As the result of this determination, the connection location of the unauthorized device 20 has not been identified, and in S111, the location identification processing unit 13 terminates the location identification processing with the location identification incomplete. Then, in S112, the location identification processing unit 13 displays the connection port P1 of the SW6 from which information is acquired last, as the approximate connection location of the unauthorized device 20, on a display or the like using the input-output unit 15. The result of the location identification processing according to the second embodiment is shown in row No. 2 in FIG. 7, where the “Location” column displays “AA” indicating the unauthorized device 20, “-SW6” indicating SW6 to which the unauthorized device 20 is assumed to be connected, “:Port1” indicating the connection port P1 to which the unauthorized device 20 is assumed to be connected, and finally “(Found Approximately)” indicating that this is the approximate connection location. This indication allows the administrator to ascertain that the location identification has not been completed and the approximate connection location of the unauthorized device 20.

Note that in the second embodiment, the case where the device is connected to the non-intelligent SW has been described, but there may also be a case where the non-intelligent SW exists between the location identification apparatus 10 and the SW to which the device is connected. In this case, the location identification apparatus 10 cannot ascertain the presence of the non-intelligent SW therebetween, but can receive the response from the SW to which the device is connected. Therefore, it is possible to identify the connection location of the device by executing location identification processing similar to that in the first embodiment.

As explained above, in the location identification processing according to the second embodiment, in addition to the similar effect to that in the first embodiment, even if an unauthorized device is connected to a non-intelligent SW, the approximate connection location of the unauthorized device can be identified and presented to the administrator while the location identification is not complete.

Third Embodiment

In SNMP, in addition to Get Request, GetNext Request, and the like, by which the SNMP manager requests information from the SNMP agent, a mechanism (command) called SNMP Trap in which the SNMP agent spontaneously notifies the SNMP manager is defined.
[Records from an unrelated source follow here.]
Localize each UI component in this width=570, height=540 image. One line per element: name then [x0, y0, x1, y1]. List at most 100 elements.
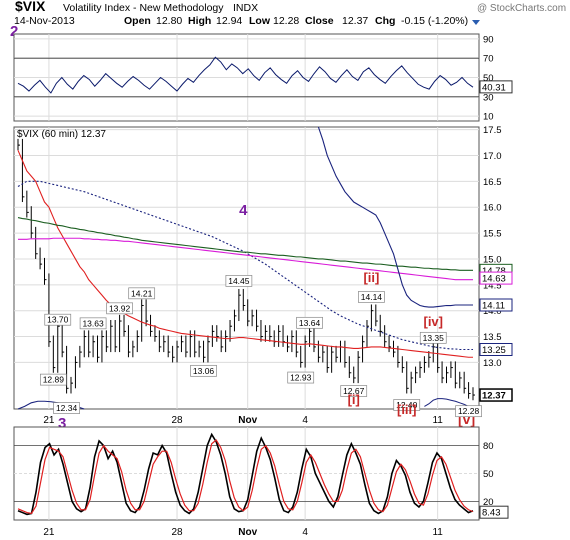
rsi-last-tag [479, 80, 513, 94]
rsi-tick-label: 30 [483, 92, 494, 103]
rsi-tick-label: 10 [483, 112, 494, 123]
price-last-tag [479, 298, 513, 312]
x-tick-label: 28 [171, 415, 183, 426]
wave-count-3: 3 [58, 415, 66, 432]
price-last-tag [479, 271, 513, 285]
price-label-box [225, 275, 253, 287]
price-label: 13.64 [299, 318, 321, 328]
price-label: 12.93 [290, 373, 312, 383]
price-label: 13.06 [193, 366, 215, 376]
price-label-box [106, 302, 133, 315]
stoch-d-line [17, 439, 474, 515]
index-name: Volatility Index - New Methodology [63, 2, 224, 14]
price-label-box [287, 371, 315, 384]
wave-label: [iv] [423, 314, 443, 329]
wave-label: [ii] [363, 270, 379, 285]
low-value: 12.28 [273, 15, 299, 27]
stoch-tick-label: 20 [483, 497, 494, 508]
chg-value: -0.15 (-1.20%) [401, 15, 468, 27]
price-label: 14.14 [361, 292, 383, 302]
price-label: 12.89 [43, 375, 65, 385]
price-tick-label: 15.5 [483, 229, 502, 240]
wave-label: [iii] [397, 402, 417, 417]
price-label-box [79, 317, 107, 330]
rsi-line [17, 56, 474, 94]
price-tick-label: 13.5 [483, 332, 502, 343]
wave-label: [i] [348, 392, 360, 407]
x-tick-label: 21 [43, 527, 55, 538]
stoch-last-tag [479, 505, 509, 519]
x-tick-label: 28 [171, 527, 183, 538]
price-tick-label: 16.0 [483, 203, 502, 214]
price-tick-label: 16.5 [483, 177, 502, 188]
exchange-text: INDX [233, 2, 258, 14]
rsi-tick-label: 70 [483, 54, 494, 65]
price-last-tag [479, 388, 513, 402]
x-tick-label: 11 [432, 415, 443, 426]
price-tick-label: 15.0 [483, 254, 502, 265]
chart-header: $VIX Volatility Index - New Methodology … [14, 0, 566, 27]
price-last-value: 14.78 [482, 266, 506, 277]
price-tick-label: 17.0 [483, 151, 502, 162]
price-label: 13.35 [423, 333, 445, 343]
price-label: 12.28 [458, 406, 480, 416]
ma-red-line [17, 150, 473, 358]
price-label: 12.67 [343, 386, 365, 396]
price-label-box [393, 399, 421, 411]
wave-label: 4 [239, 202, 248, 219]
x-tick-label: 11 [432, 527, 443, 538]
price-tick-label: 17.5 [483, 125, 502, 136]
price-last-tag [479, 342, 513, 356]
price-last-value: 13.25 [482, 345, 506, 356]
close-value: 12.37 [342, 15, 368, 27]
stoch-tick-label: 80 [483, 441, 494, 452]
price-label-box [296, 316, 323, 329]
price-title: $VIX (60 min) 12.37 [17, 129, 106, 140]
price-tick-label: 14.0 [483, 306, 502, 317]
open-label: Open [124, 15, 151, 27]
price-x-axis: 21 28 Nov 4 11 [43, 415, 443, 426]
x-tick-label: Nov [238, 415, 257, 426]
price-last-value: 12.37 [482, 391, 506, 402]
stoch-k-line [17, 432, 474, 516]
price-tick-label: 14.5 [483, 280, 502, 291]
price-tick-label: 13.0 [483, 358, 502, 369]
rsi-last-value: 40.31 [482, 82, 506, 93]
dropdown-triangle-icon[interactable] [472, 20, 480, 25]
chg-label: Chg [375, 15, 395, 27]
x-tick-label: 4 [302, 415, 308, 426]
ma-magenta-line [18, 237, 473, 281]
price-frame [13, 126, 480, 410]
price-label-box [419, 331, 447, 344]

The SNMP agent is preconfigured to send SNMP Traps in what cases and for what content. One of the settings can be done so that the SNMP agent in the network device sends an SNMP Trap when a new device is connected to the network device. The third embodiment describes an example in which the location identification apparatus 10 uses such SNMP Trap notification of new device connections to execute the location identification processing.

Note that in the third embodiment, the network configuration, the configuration of the location identification apparatus 10, the location identification processing procedure, the contents of the FDB held by each SW, and the contents of the SW registration information stored in the SW registration information storage unit 14 are all the same as those illustrated in FIGS. 1 to 5B in the first embodiment. However, SW1 to SW6 shall be preconfigured to send an SNMP Trap when a new device is connected.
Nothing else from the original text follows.